En mars 1941, le philosophe Günther Anders, ayant fui l’Allemagne nazie, travaille dans l’équipe de nettoyage du musée du Costume à Hollywood. S’y côtoient sandales grecques et… bottes des Sections d’assaut nazies : « Tout de même : avoir fui les originaux pour me retrouver à l’autre bout du monde obligé de nettoyer l’imitation pour gagner ma vie… », note-t-il. Ses Journaux de l’exil et du retour, jusque-là inédits en français, sont le témoignage d’un bel esprit d’inquiétude et de curiosité. Anders, qui sera surtout reconnu pour sa pensée de la technique et de la catastrophe atomique, se lit ici dans la déchirure du déracinement, qui tord les perceptions de l’espace et du temps, et de l’expérience de l’histoire. Son retour en Europe dans les années 1950-1960 lui inspire ses pages les plus graves.
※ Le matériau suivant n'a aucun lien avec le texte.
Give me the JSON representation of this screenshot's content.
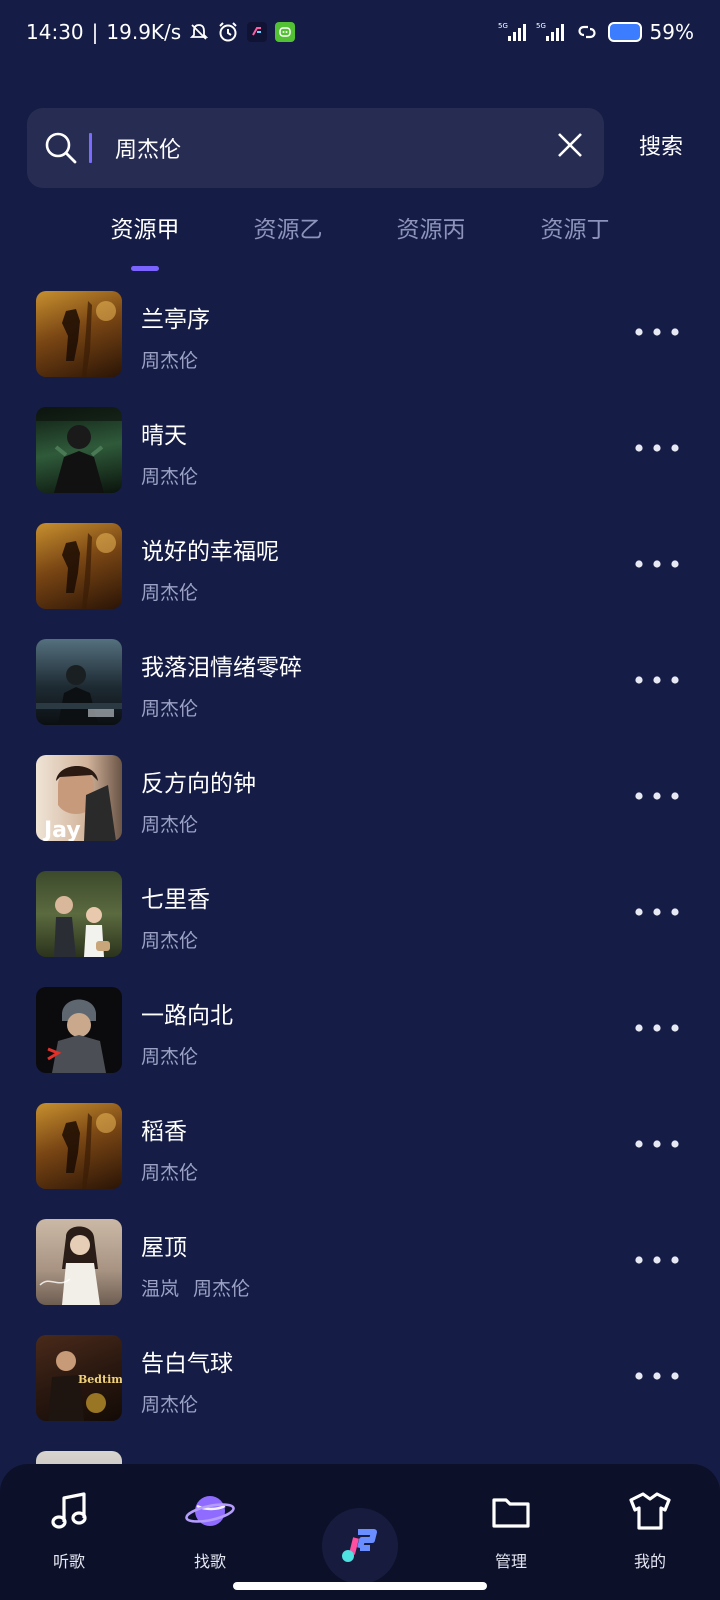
{
  "status_bar": {
    "time": "14:30",
    "speed": "19.9K/s",
    "battery": "59%"
  },
  "search": {
    "query": "周杰伦",
    "button_label": "搜索"
  },
  "tabs": [
    {
      "label": "资源甲",
      "active": true
    },
    {
      "label": "资源乙",
      "active": false
    },
    {
      "label": "资源丙",
      "active": false
    },
    {
      "label": "资源丁",
      "active": false
    }
  ],
  "songs": [
    {
      "title": "兰亭序",
      "artist": "周杰伦"
    },
    {
      "title": "晴天",
      "artist": "周杰伦"
    },
    {
      "title": "说好的幸福呢",
      "artist": "周杰伦"
    },
    {
      "title": "我落泪情绪零碎",
      "artist": "周杰伦"
    },
    {
      "title": "反方向的钟",
      "artist": "周杰伦"
    },
    {
      "title": "七里香",
      "artist": "周杰伦"
    },
    {
      "title": "一路向北",
      "artist": "周杰伦"
    },
    {
      "title": "稻香",
      "artist": "周杰伦"
    },
    {
      "title": "屋顶",
      "artist": "温岚 周杰伦"
    },
    {
      "title": "告白气球",
      "artist": "周杰伦"
    }
  ],
  "cover_texts": {
    "jay": "Jay",
    "bedtime": "Bedtime Stories"
  },
  "bottom_nav": {
    "listen": "听歌",
    "find": "找歌",
    "manage": "管理",
    "mine": "我的"
  },
  "colors": {
    "background": "#151c45",
    "accent": "#7a63ff",
    "search_bg": "#272c52",
    "nav_bg": "#0c1029"
  }
}
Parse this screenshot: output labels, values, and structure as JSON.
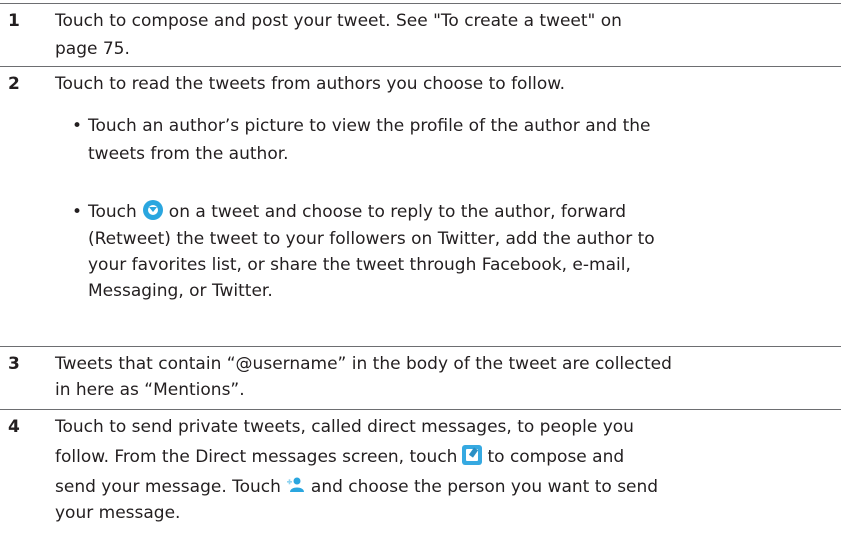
{
  "rows": [
    {
      "number": "1",
      "line1": "Touch to compose and post your tweet. See \"To create a tweet\" on",
      "line2": "page 75."
    },
    {
      "number": "2",
      "line1": "Touch to read the tweets from authors you choose to follow.",
      "bullet1_line1": "Touch an author’s picture to view the profile of the author and the",
      "bullet1_line2": "tweets from the author.",
      "bullet2_before_icon": "Touch",
      "bullet2_after_icon": "on a tweet and choose to reply to the author, forward",
      "bullet2_line2": "(Retweet) the tweet to your followers on Twitter, add the author to",
      "bullet2_line3": "your favorites list, or share the tweet through Facebook, e-mail,",
      "bullet2_line4": "Messaging, or Twitter."
    },
    {
      "number": "3",
      "line1": "Tweets that contain “@username” in the body of the tweet are collected",
      "line2": "in here as “Mentions”."
    },
    {
      "number": "4",
      "line1": "Touch to send private tweets, called direct messages, to people you",
      "line2_before_icon": "follow. From the Direct messages screen, touch",
      "line2_after_icon": "to compose and",
      "line3_before_icon": "send your message. Touch",
      "line3_after_icon": "and choose the person you want to send",
      "line4": "your message."
    }
  ],
  "icons": {
    "options": "chevron-down-circle-icon",
    "compose": "compose-message-icon",
    "person": "add-person-icon"
  },
  "colors": {
    "accent": "#2aa6df",
    "text": "#231f20",
    "rule": "#6d6e71"
  }
}
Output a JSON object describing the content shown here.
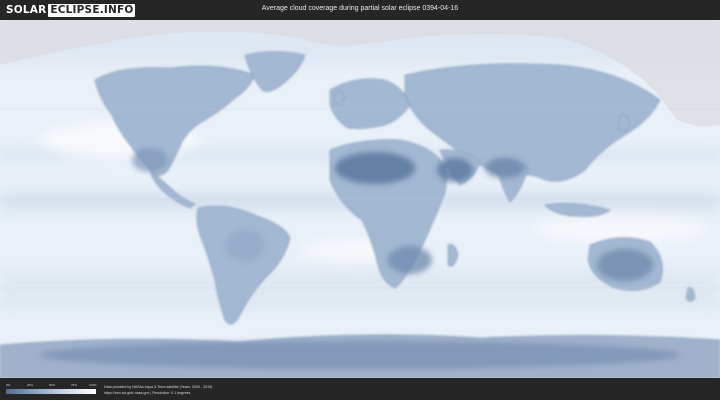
{
  "header": {
    "brand_part1": "SOLAR",
    "brand_part2": "ECLIPSE.INFO",
    "title": "Average cloud coverage during partial solar eclipse 0394-04-16"
  },
  "legend": {
    "ticks": [
      "0%",
      "25%",
      "50%",
      "75%",
      "100%"
    ],
    "colors": {
      "low": "#4f6d93",
      "mid": "#cdd9e8",
      "high": "#ffffff"
    }
  },
  "footer": {
    "credit_line1": "Data provided by NASAs Aqua & Terra satellite (Years: 2000 - 2019)",
    "credit_line2": "https://neo.sci.gsfc.nasa.gov  |  Resolution: 0.1 degrees"
  },
  "map": {
    "projection": "equirectangular world map",
    "colors": {
      "ocean_cloud": "#e9f0f8",
      "land": "#9db3cf",
      "desert": "#5d7aa0",
      "shadow_outside": "#d9dce0"
    }
  }
}
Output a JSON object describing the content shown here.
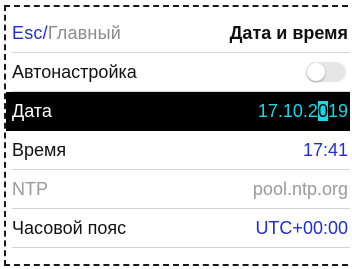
{
  "header": {
    "esc": "Esc",
    "separator": "/",
    "parent": "Главный",
    "title": "Дата и время"
  },
  "rows": {
    "autotune": {
      "label": "Автонастройка",
      "toggle_on": false
    },
    "date": {
      "label": "Дата",
      "value_before": "17.10.2",
      "value_cursor": "0",
      "value_after": "19"
    },
    "time": {
      "label": "Время",
      "value": "17:41"
    },
    "ntp": {
      "label": "NTP",
      "value": "pool.ntp.org"
    },
    "timezone": {
      "label": "Часовой пояс",
      "value": "UTC+00:00"
    }
  },
  "colors": {
    "accent": "#1f2fd0",
    "highlight": "#18d6e6",
    "selected_bg": "#000000",
    "disabled": "#9a9a9a"
  }
}
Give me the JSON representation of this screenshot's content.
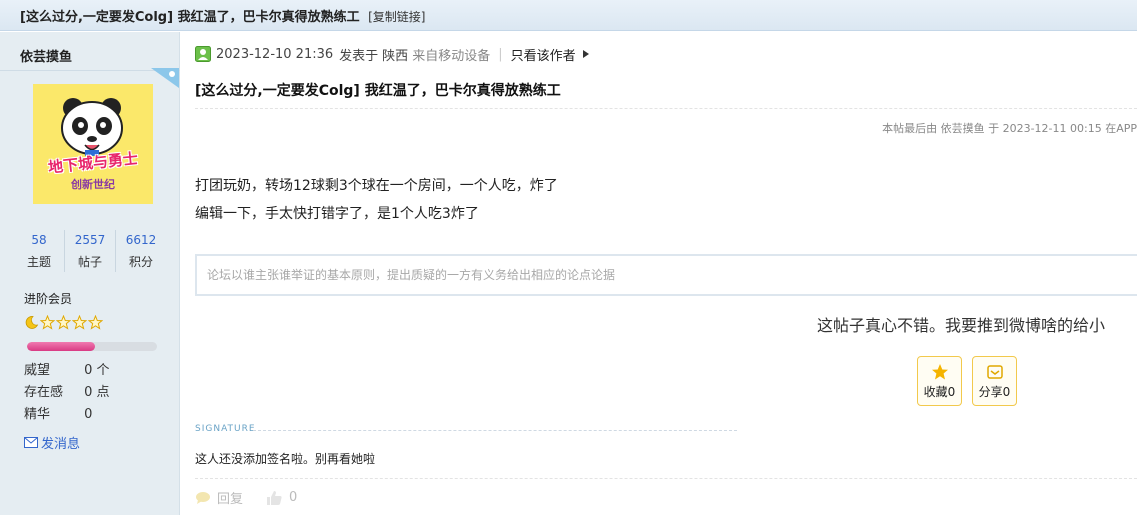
{
  "header": {
    "thread_title": "[这么过分,一定要发Colg] 我红温了，巴卡尔真得放熟练工",
    "copy_link": "[复制链接]"
  },
  "author": {
    "name": "依芸摸鱼",
    "stats": [
      {
        "value": "58",
        "label": "主题"
      },
      {
        "value": "2557",
        "label": "帖子"
      },
      {
        "value": "6612",
        "label": "积分"
      }
    ],
    "rank": "进阶会员",
    "level_progress_percent": 52,
    "attributes": [
      {
        "key": "威望",
        "value": "0 个"
      },
      {
        "key": "存在感",
        "value": "0 点"
      },
      {
        "key": "精华",
        "value": "0"
      }
    ],
    "send_message": "发消息",
    "avatar_text_top": "地下城与勇士",
    "avatar_text_bottom": "创新世纪"
  },
  "post": {
    "datetime": "2023-12-10 21:36",
    "posted_in": "发表于",
    "location": "陕西",
    "device": "来自移动设备",
    "only_author": "只看该作者",
    "title": "[这么过分,一定要发Colg] 我红温了，巴卡尔真得放熟练工",
    "last_edit": "本帖最后由 依芸摸鱼 于 2023-12-11 00:15 在APP",
    "content_lines": [
      "打团玩奶，转场12球剩3个球在一个房间，一个人吃，炸了",
      "编辑一下，手太快打错字了，是1个人吃3炸了"
    ]
  },
  "reply_box": {
    "placeholder": "论坛以谁主张谁举证的基本原则，提出质疑的一方有义务给出相应的论点论据"
  },
  "share_promo": "这帖子真心不错。我要推到微博啥的给小",
  "actions": {
    "favorite": "收藏0",
    "share": "分享0"
  },
  "signature": {
    "label": "SIGNATURE",
    "text": "这人还没添加签名啦。别再看她啦"
  },
  "footer": {
    "reply": "回复",
    "like_count": "0"
  },
  "colors": {
    "link": "#3366cc",
    "accent_yellow": "#f2c94c",
    "progress_pink": "#d93a84",
    "sidebar_bg": "#e5edf2"
  }
}
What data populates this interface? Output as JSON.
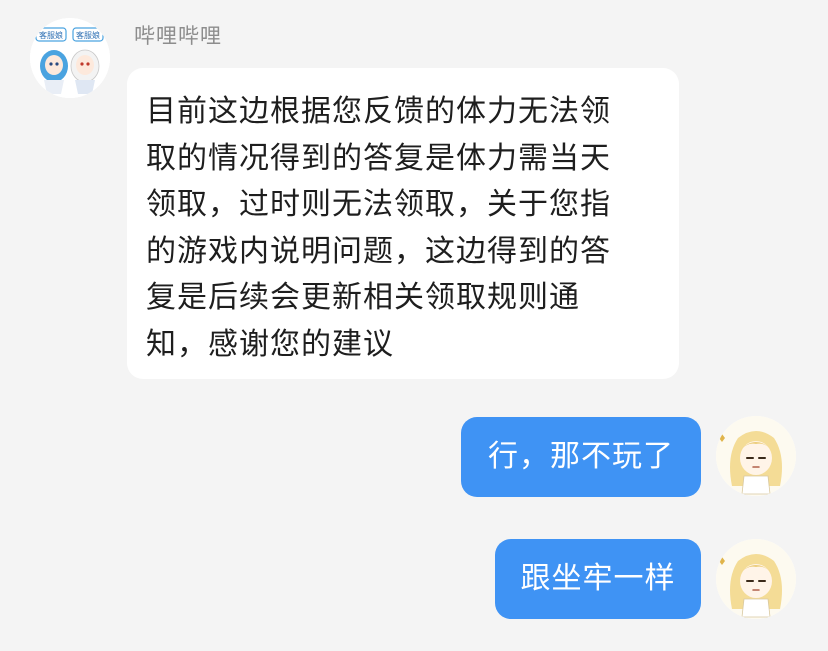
{
  "conversation": {
    "service": {
      "sender_name": "哔哩哔哩",
      "avatar_badge_left": "客服娘",
      "avatar_badge_right": "客服娘",
      "message_lines": [
        "目前这边根据您反馈的体力无法领",
        "取的情况得到的答复是体力需当天",
        "领取，过时则无法领取，关于您指",
        "的游戏内说明问题，这边得到的答",
        "复是后续会更新相关领取规则通",
        "知，感谢您的建议"
      ]
    },
    "user_messages": [
      {
        "text": "行，那不玩了"
      },
      {
        "text": "跟坐牢一样"
      }
    ]
  },
  "colors": {
    "background": "#f4f4f4",
    "incoming_bubble": "#ffffff",
    "outgoing_bubble": "#3f93f4",
    "sender_name": "#8d8d8d"
  },
  "icons": {
    "service_avatar": "customer-service-mascot-avatar",
    "user_avatar": "anime-girl-avatar"
  }
}
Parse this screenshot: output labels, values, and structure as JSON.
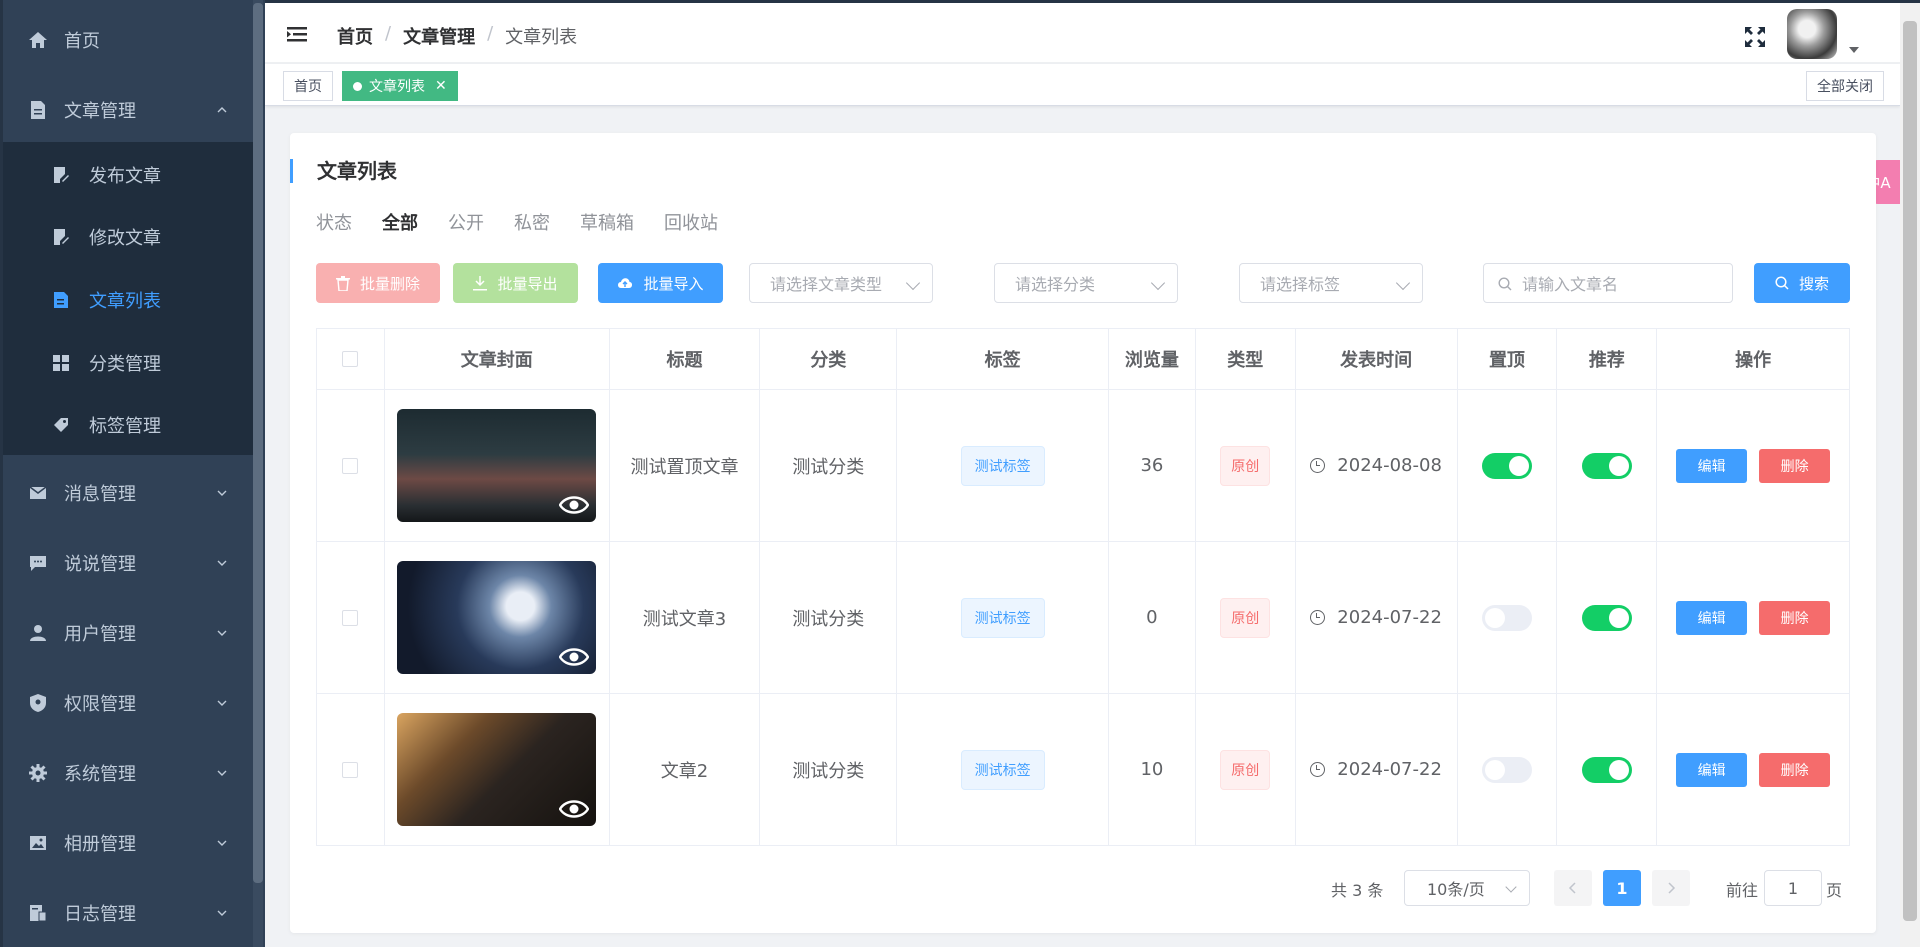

Ce ne sont pas les ruines qui le touchent mais ce qui est resté en place, « car ce qui est resté nie le temps […], nie le fait même que quelque chose se soit passé entre-temps ». Mais il faut aussi se plonger dans ses réflexions d’exilé aux États-Unis, bourrées de notations drolatiques et profondes. Sur l’exil et le retour : « Là où tu reviens, ibi patria [là est ta patrie] », écrit-il lorsqu’il quitte cet « Ouest maudit, irréel » de la Cali­fornie pour rentrer à New York. Il se plaint de son « job misérable » de « préparateur des cadavres de l’histoire » à Hollywood ? Un de ses amis le renvoie fortement dans les cordes : « Ce qui ne vous convient pas, ce qui n’est pas fait pour vous, voilà la seule chose qui vaille ! Les années remplies de hasard, les métiers que vous avez maudits, si vous avez acquis un minimum d’expérience, vous le devez exclusivement à ces périodes où, soi-disant, vous avez perdu votre temps. » Anders ou toutes les façons de vivre le temps perdu.